How are they going to do the bird? This was the question on the lips of my colleagues when I told them I was going to see a stage production of Kes.

Based on the well-known novel by Barry Hines, and made famous by director Ken Loach back in 1969, Kes is the moving tale of a miner's son whose mundane life is transformed when he adopts an injured kestrel.

Billy Casper, played by Kieran Burke, is a disaffected 15-year-old living on a soulless Barnsley estate, who lives his life divided between this world and a world of his own.

Billy is just weeks away from leaving school - a school that offers him nothing but playground fights and contempt from his teachers.

Home is no better. His mum hardly notices him and he's bullied by his brother.

But then he finds a fledgling kestrel and, for the first time in his life, feels his imagination gripped.
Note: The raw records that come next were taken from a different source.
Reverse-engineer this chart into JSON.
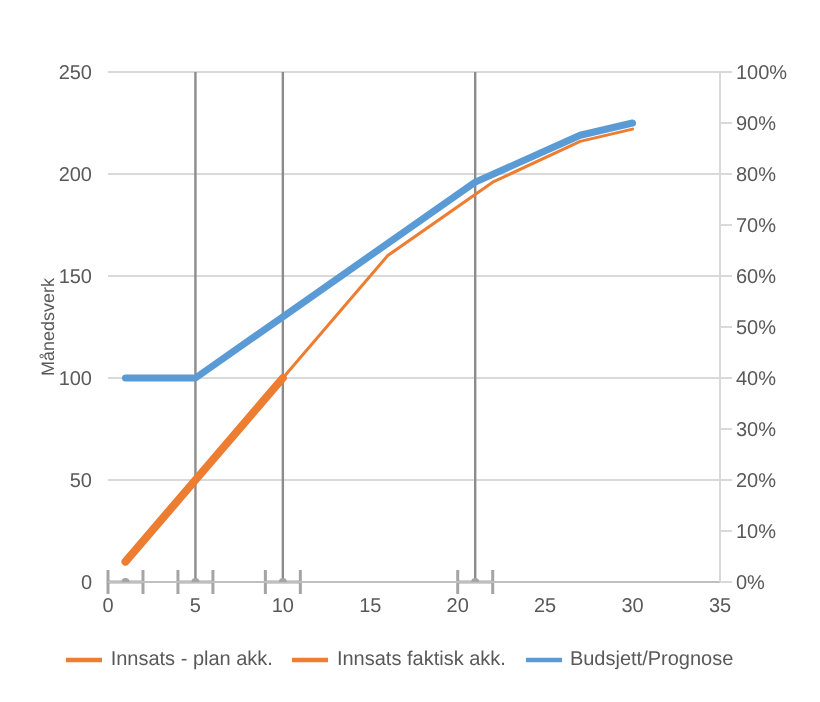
{
  "chart_data": {
    "type": "line",
    "ylabel": "Månedsverk",
    "series": [
      {
        "name": "Innsats  - plan akk.",
        "color": "#ed7d31",
        "x": [
          1,
          5,
          10
        ],
        "values": [
          10,
          50,
          100
        ]
      },
      {
        "name": "Innsats faktisk akk.",
        "color": "#ed7d31",
        "x": [
          10,
          16,
          22,
          27,
          30
        ],
        "values": [
          100,
          160,
          196,
          216,
          222
        ]
      },
      {
        "name": "Budsjett/Prognose",
        "color": "#5b9bd5",
        "x": [
          1,
          5,
          10,
          21,
          27,
          30
        ],
        "values": [
          100,
          100,
          130,
          196,
          219,
          225
        ]
      },
      {
        "type": "scatter",
        "color": "#a5a5a5",
        "x": [
          1,
          5,
          10,
          21
        ],
        "values": [
          0,
          0,
          0,
          0
        ],
        "xerrors": [
          1,
          1,
          1,
          1
        ]
      }
    ],
    "xlim": [
      0,
      35
    ],
    "xticks": [
      0,
      5,
      10,
      15,
      20,
      25,
      30,
      35
    ],
    "ylim": [
      0,
      250
    ],
    "yticks": [
      0,
      50,
      100,
      150,
      200,
      250
    ],
    "y2lim": [
      0,
      100
    ],
    "y2ticks": [
      {
        "value": 0,
        "label": "0%"
      },
      {
        "value": 10,
        "label": "10%"
      },
      {
        "value": 20,
        "label": "20%"
      },
      {
        "value": 30,
        "label": "30%"
      },
      {
        "value": 40,
        "label": "40%"
      },
      {
        "value": 50,
        "label": "50%"
      },
      {
        "value": 60,
        "label": "60%"
      },
      {
        "value": 70,
        "label": "70%"
      },
      {
        "value": 80,
        "label": "80%"
      },
      {
        "value": 90,
        "label": "90%"
      },
      {
        "value": 100,
        "label": "100%"
      }
    ],
    "ref_lines": [
      {
        "axis": "x",
        "value": 5,
        "color": "#8c8c8c"
      },
      {
        "axis": "x",
        "value": 10,
        "color": "#8c8c8c"
      },
      {
        "axis": "x",
        "value": 21,
        "color": "#8c8c8c"
      }
    ],
    "grid": "y",
    "legend": "bottom"
  }
}
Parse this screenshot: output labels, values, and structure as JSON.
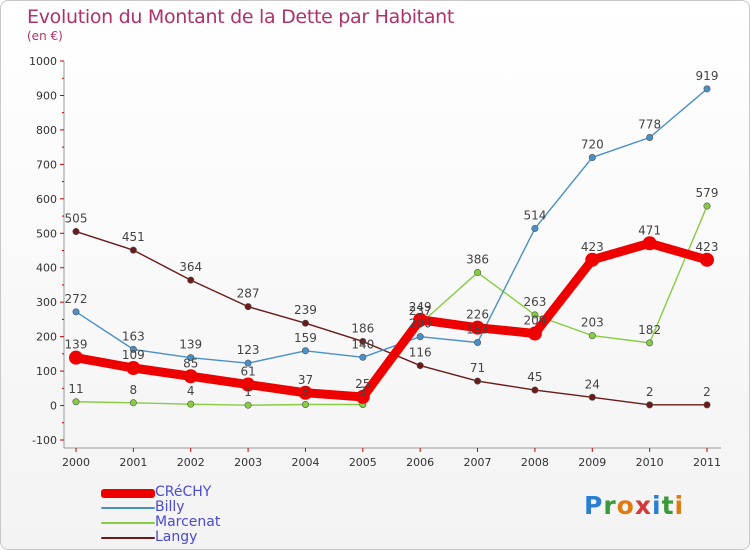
{
  "title": "Evolution du Montant de la Dette par Habitant",
  "subtitle": "(en €)",
  "logo": "Proxiti",
  "chart_data": {
    "type": "line",
    "x": [
      "2000",
      "2001",
      "2002",
      "2003",
      "2004",
      "2005",
      "2006",
      "2007",
      "2008",
      "2009",
      "2010",
      "2011"
    ],
    "ylim": [
      -100,
      1000
    ],
    "yticks": [
      -100,
      0,
      100,
      200,
      300,
      400,
      500,
      600,
      700,
      800,
      900,
      1000
    ],
    "grid": false,
    "legend_position": "bottom-left",
    "series": [
      {
        "name": "CRéCHY",
        "color": "#ee0000",
        "values": [
          139,
          109,
          85,
          61,
          37,
          25,
          249,
          226,
          209,
          423,
          471,
          423
        ]
      },
      {
        "name": "Billy",
        "color": "#4a90c8",
        "values": [
          272,
          163,
          139,
          123,
          159,
          140,
          200,
          183,
          514,
          720,
          778,
          919
        ]
      },
      {
        "name": "Marcenat",
        "color": "#88cc44",
        "values": [
          11,
          8,
          4,
          1,
          3,
          3,
          237,
          386,
          263,
          203,
          182,
          579
        ]
      },
      {
        "name": "Langy",
        "color": "#6b1a1a",
        "values": [
          505,
          451,
          364,
          287,
          239,
          186,
          116,
          71,
          45,
          24,
          2,
          2
        ]
      }
    ],
    "labels": [
      {
        "series": "CRéCHY",
        "values": [
          "139",
          "109",
          "85",
          "61",
          "37",
          "25",
          "249",
          "226",
          "209",
          "423",
          "471",
          "423"
        ]
      },
      {
        "series": "Billy",
        "values": [
          "272",
          "163",
          "139",
          "123",
          "159",
          "140",
          "200",
          "183",
          "514",
          "720",
          "778",
          "919"
        ]
      },
      {
        "series": "Marcenat",
        "values": [
          "11",
          "8",
          "4",
          "1",
          "3",
          "3",
          "237",
          "386",
          "263",
          "203",
          "182",
          "579"
        ]
      },
      {
        "series": "Langy",
        "values": [
          "505",
          "451",
          "364",
          "287",
          "239",
          "186",
          "116",
          "71",
          "45",
          "24",
          "2",
          "2"
        ]
      }
    ]
  }
}
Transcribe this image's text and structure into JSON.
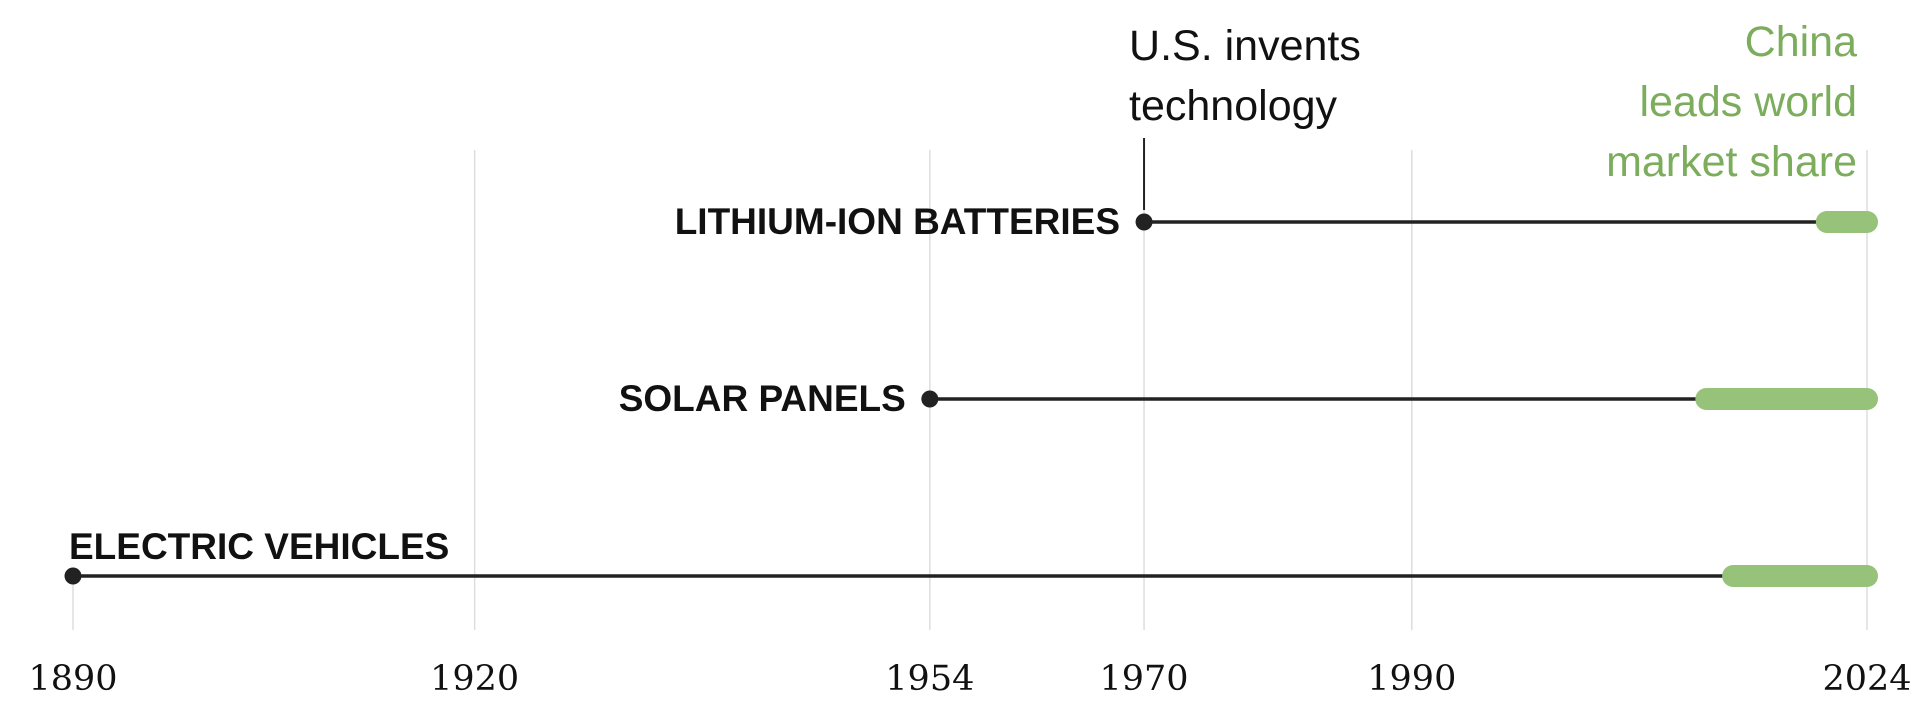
{
  "chart_data": {
    "type": "timeline",
    "x_ticks": [
      1890,
      1920,
      1954,
      1970,
      1990,
      2024
    ],
    "xlim": [
      1890,
      2024
    ],
    "series": [
      {
        "name": "LITHIUM-ION BATTERIES",
        "us_invents": 1970,
        "china_leads_start": 2021,
        "end": 2024
      },
      {
        "name": "SOLAR PANELS",
        "us_invents": 1954,
        "china_leads_start": 2012,
        "end": 2024
      },
      {
        "name": "ELECTRIC VEHICLES",
        "us_invents": 1890,
        "china_leads_start": 2014,
        "end": 2024
      }
    ],
    "annotations": {
      "us_invents": [
        "U.S. invents",
        "technology"
      ],
      "china_leads": [
        "China",
        "leads world",
        "market share"
      ]
    },
    "colors": {
      "line": "#222222",
      "china": "#97c27a",
      "china_text": "#7cad5c",
      "grid": "#dddddd"
    }
  }
}
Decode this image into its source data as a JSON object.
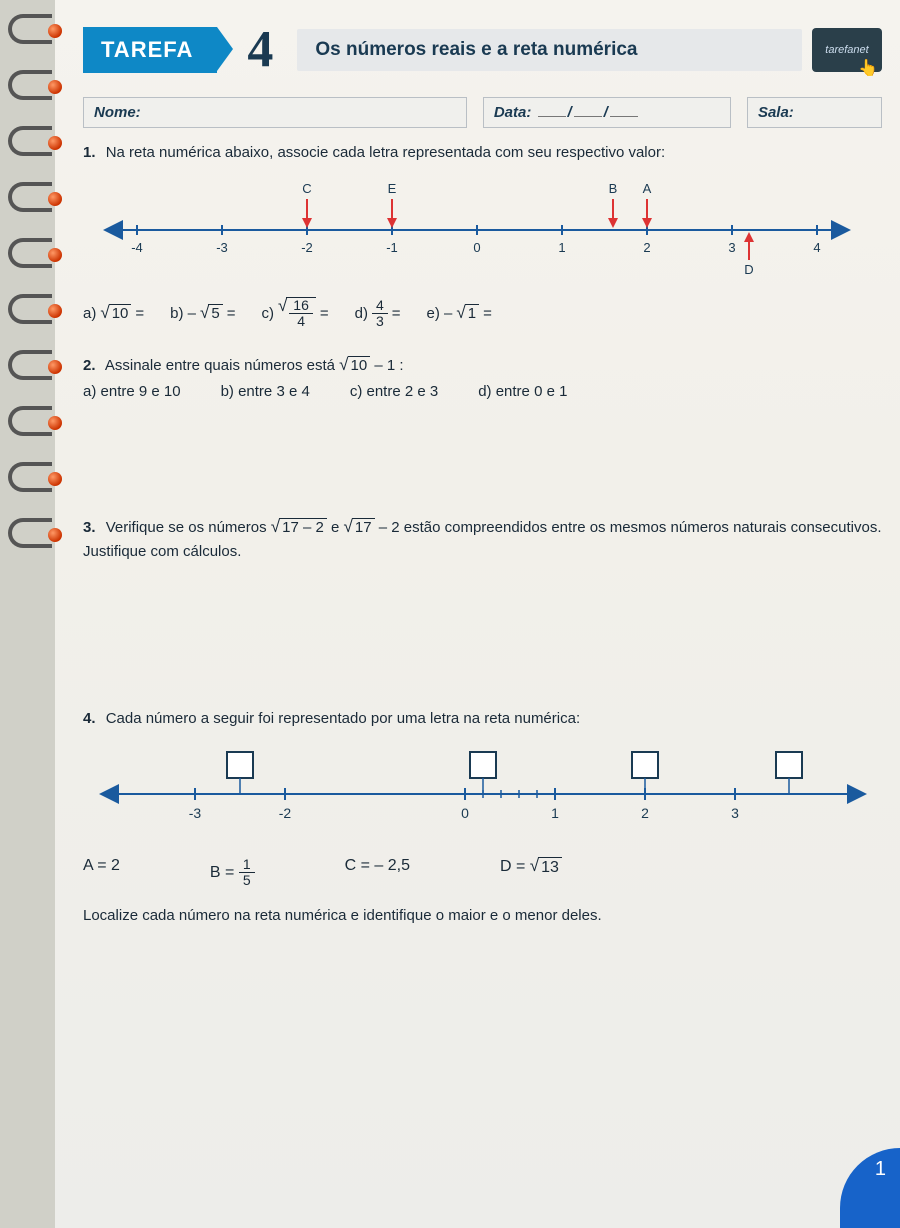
{
  "header": {
    "tarefa_label": "TAREFA",
    "number": "4",
    "title": "Os números reais e a reta numérica",
    "badge_text": "tarefanet"
  },
  "fields": {
    "nome_label": "Nome:",
    "data_label": "Data:",
    "sala_label": "Sala:"
  },
  "q1": {
    "num": "1.",
    "text": "Na reta numérica abaixo, associe cada letra representada com seu respectivo valor:",
    "line": {
      "min": -4,
      "max": 4,
      "step": 1,
      "ticks": [
        "-4",
        "-3",
        "-2",
        "-1",
        "0",
        "1",
        "2",
        "3",
        "4"
      ],
      "markers": [
        {
          "label": "C",
          "pos": -2,
          "above": true,
          "color": "#d33"
        },
        {
          "label": "E",
          "pos": -1,
          "above": true,
          "color": "#d33"
        },
        {
          "label": "B",
          "pos": 1.6,
          "above": true,
          "color": "#d33"
        },
        {
          "label": "A",
          "pos": 2,
          "above": true,
          "color": "#d33"
        },
        {
          "label": "D",
          "pos": 3.2,
          "above": false,
          "color": "#d33"
        }
      ],
      "line_color": "#1a5a9e"
    },
    "opts": {
      "a_pre": "a) ",
      "a_sqrt": "10",
      "a_post": " =",
      "b_pre": "b) –",
      "b_sqrt": "5",
      "b_post": " =",
      "c_pre": "c) ",
      "c_frac_n": "16",
      "c_frac_d": "4",
      "c_post": " =",
      "d_pre": "d) ",
      "d_frac_n": "4",
      "d_frac_d": "3",
      "d_post": " =",
      "e_pre": "e) –",
      "e_sqrt": "1",
      "e_post": " ="
    }
  },
  "q2": {
    "num": "2.",
    "text_a": "Assinale entre quais números está ",
    "sqrt": "10",
    "text_b": " – 1 :",
    "a": "a) entre 9 e 10",
    "b": "b) entre 3 e 4",
    "c": "c) entre 2 e 3",
    "d": "d)  entre 0 e 1"
  },
  "q3": {
    "num": "3.",
    "text_a": "Verifique se os números  ",
    "sqrt1": "17 – 2",
    "text_b": "  e  ",
    "sqrt2": "17",
    "text_c": " – 2  estão compreendidos entre os mesmos números naturais consecutivos. Justifique com cálculos."
  },
  "q4": {
    "num": "4.",
    "text": "Cada número a seguir foi representado por uma letra na reta numérica:",
    "line": {
      "ticks": [
        -3,
        -2,
        0,
        1,
        2,
        3
      ],
      "boxes": [
        -2.5,
        0.2,
        2,
        3.6
      ],
      "minor_start": 0,
      "minor_end": 1,
      "minor_count": 5,
      "line_color": "#1a5a9e"
    },
    "vals": {
      "a": "A = 2",
      "b_pre": "B = ",
      "b_n": "1",
      "b_d": "5",
      "c": "C = – 2,5",
      "d_pre": "D = ",
      "d_sqrt": "13"
    },
    "instr": "Localize cada número na reta numérica e identifique o maior e o menor deles."
  },
  "corner": "1"
}
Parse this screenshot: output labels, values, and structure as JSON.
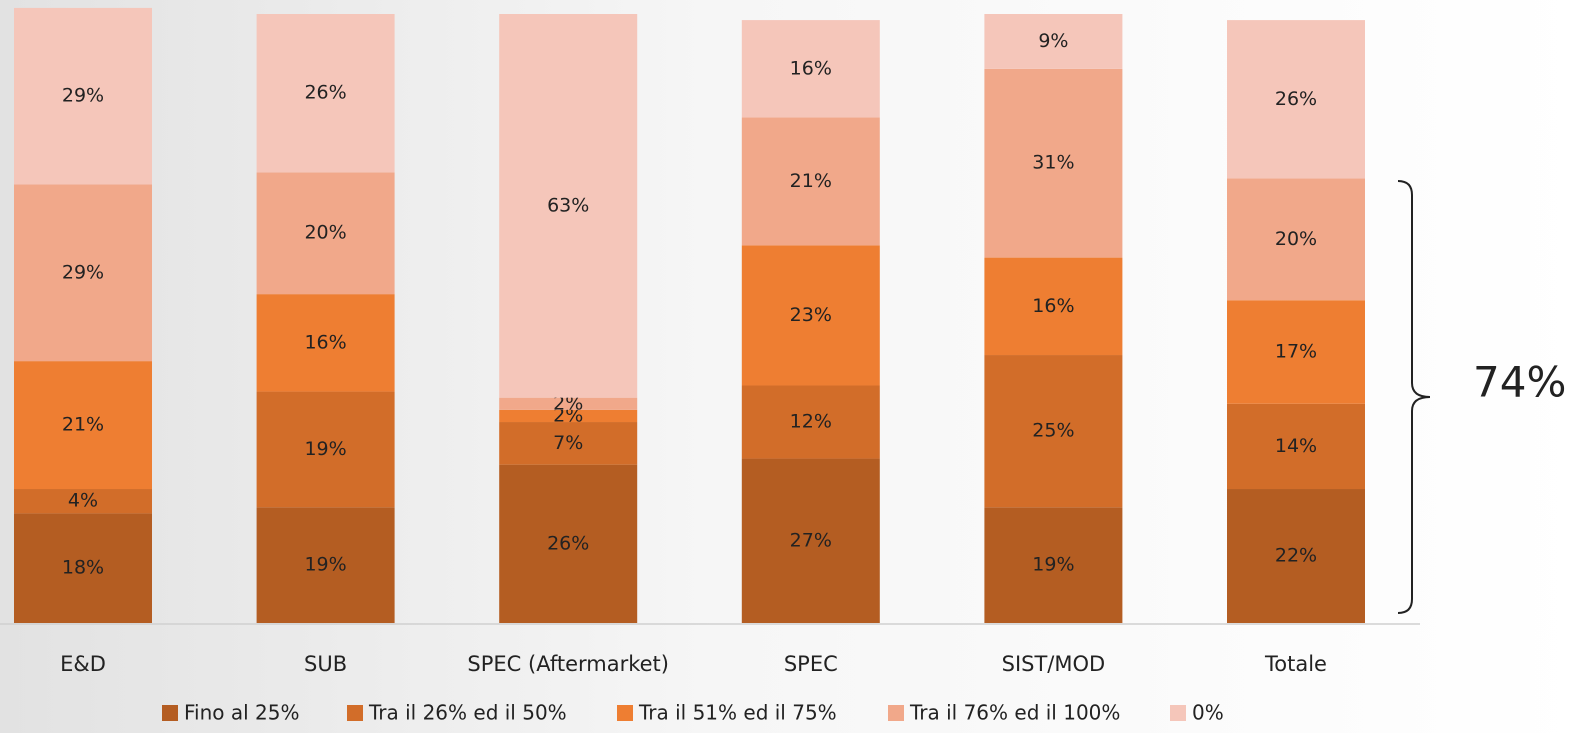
{
  "chart_data": {
    "type": "stacked_bar",
    "categories": [
      "E&D",
      "SUB",
      "SPEC (Aftermarket)",
      "SPEC",
      "SIST/MOD",
      "Totale"
    ],
    "ylim": [
      0,
      100
    ],
    "series": [
      {
        "name": "Fino al 25%",
        "color": "#b45d22",
        "values": [
          18,
          19,
          26,
          27,
          19,
          22
        ],
        "value_labels": [
          "18%",
          "19%",
          "26%",
          "27%",
          "19%",
          "22%"
        ]
      },
      {
        "name": "Tra il 26% ed il 50%",
        "color": "#d26d29",
        "values": [
          4,
          19,
          7,
          12,
          25,
          14
        ],
        "value_labels": [
          "4%",
          "19%",
          "7%",
          "12%",
          "25%",
          "14%"
        ]
      },
      {
        "name": "Tra il 51% ed il 75%",
        "color": "#ee7e32",
        "values": [
          21,
          16,
          2,
          23,
          16,
          17
        ],
        "value_labels": [
          "21%",
          "16%",
          "2%",
          "23%",
          "16%",
          "17%"
        ]
      },
      {
        "name": "Tra il 76% ed il 100%",
        "color": "#f1a88a",
        "values": [
          29,
          20,
          2,
          21,
          31,
          20
        ],
        "value_labels": [
          "29%",
          "20%",
          "2%",
          "21%",
          "31%",
          "20%"
        ]
      },
      {
        "name": "0%",
        "color": "#f5c6ba",
        "values": [
          29,
          26,
          63,
          16,
          9,
          26
        ],
        "value_labels": [
          "29%",
          "26%",
          "63%",
          "16%",
          "9%",
          "26%"
        ]
      }
    ],
    "annotations": [
      "74%"
    ]
  }
}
With infinite patience - and a book on falconry nicked from a local bookstore - he starts to train the bird.

There's no boy-and-his-pet sentimentality here: the relationship between Kes the bird and the puny, taciturn Billy is one of kinship and full of wary respect, between two wild creatures.

When Kes for the first time flies free and returns to Billy's wrist, the sense of exhilaration is overwhelming.

Adapted by Lawrence Till and directed by Clair Polkey, this New Venture Theatre Youth production is beautifully orchestrated and well worth seeing - then you'll find out how they did the bird.